Sans doute fallait-il être pied-noir et avoir souffert dans sa chair la séparation avec l’Algérie pour entreprendre ce travail d’historien exceptionnel qui interroge les causes de la violence de la décolonisation algérienne.
Jean-Louis Marçot, pour ce faire, remonte au « pourquoi » et au « comment » la France a colonisé l’Algérie. Il reconstitue le contexte dans lequel le projet colonial s’inscrit, sa généalogie, ainsi que le débat politique et idéologique de l’époque. Il s’attache à comprendre les racines du choix qui ont fait de l’Algérie une colonie de peuplement et comment celles-ci plongent dans la question sociale dont la Révolution française a été la première tribune et qu’ont pensée dans des directions divergentes les fondateurs du socialisme moderne : Saint-Simon, Fourier, Owen et Buonarroti.
Il étudie aussi les raisons qui ont poussé le socialisme à s’impliquer dans le projet colonial alors qu’en héritier des Lumières, il n’était pas destiné à le cautionner. L’analyse des deux écoles qui se sont le plus intéressées à l’Algérie – la saint-simonienne et la fouriériste – est, de ce point de vue, éclairante de même que l’engagement singulier de quelques socialistes notoires, Lamennais, Cabet, Proudhon et Cavaignac, à l’exception d’Auguste Comte.

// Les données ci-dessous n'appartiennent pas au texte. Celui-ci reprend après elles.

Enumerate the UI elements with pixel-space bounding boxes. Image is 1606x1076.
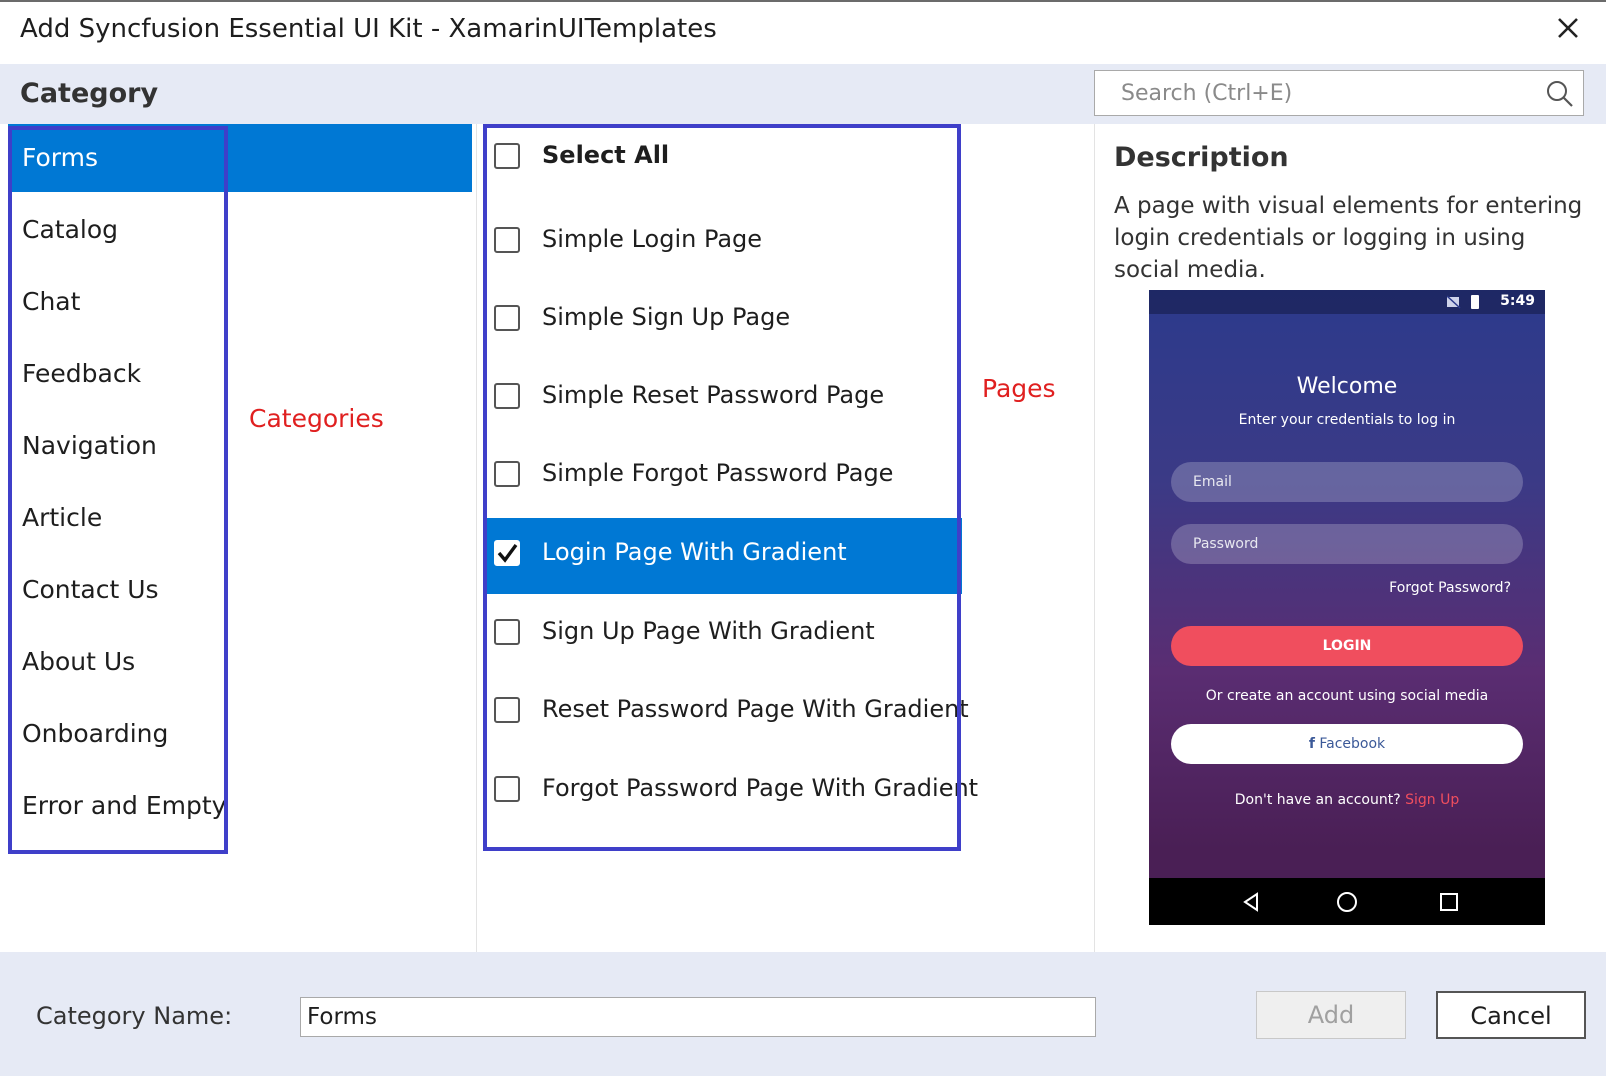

Il nous retrace enfin l’histoire de la conquête et de la colonisation d’un territoire que le colonisateur a nommé Algérie avant de montrer comment les socialistes sont devenus les prosélytes de la colonisation peuplante et ont élaboré cette utopie de l’Algérie française, qui apparaissait dans l’immédiat comme un remède à la crise de l’emploi et à long terme comme le tremplin d’un nouveau modèle social.
Cet essai ébranle les catégories qui établissent que colonialisme et anticolonialisme sont l’apanage, pour le premier, de la droite et de l’extrême droite et, pour le second, du socialisme. La question est douloureuse et la simplification a toujours pour but d’instrumentaliser les faits. L’auteur, résolument de gauche, ne prétend pas disqualifier le socialisme mais montrer qu’à faire fi des contradictions intrinsèques à une question – quelle qu’elle soit – on bascule très vite dans l’aveuglement.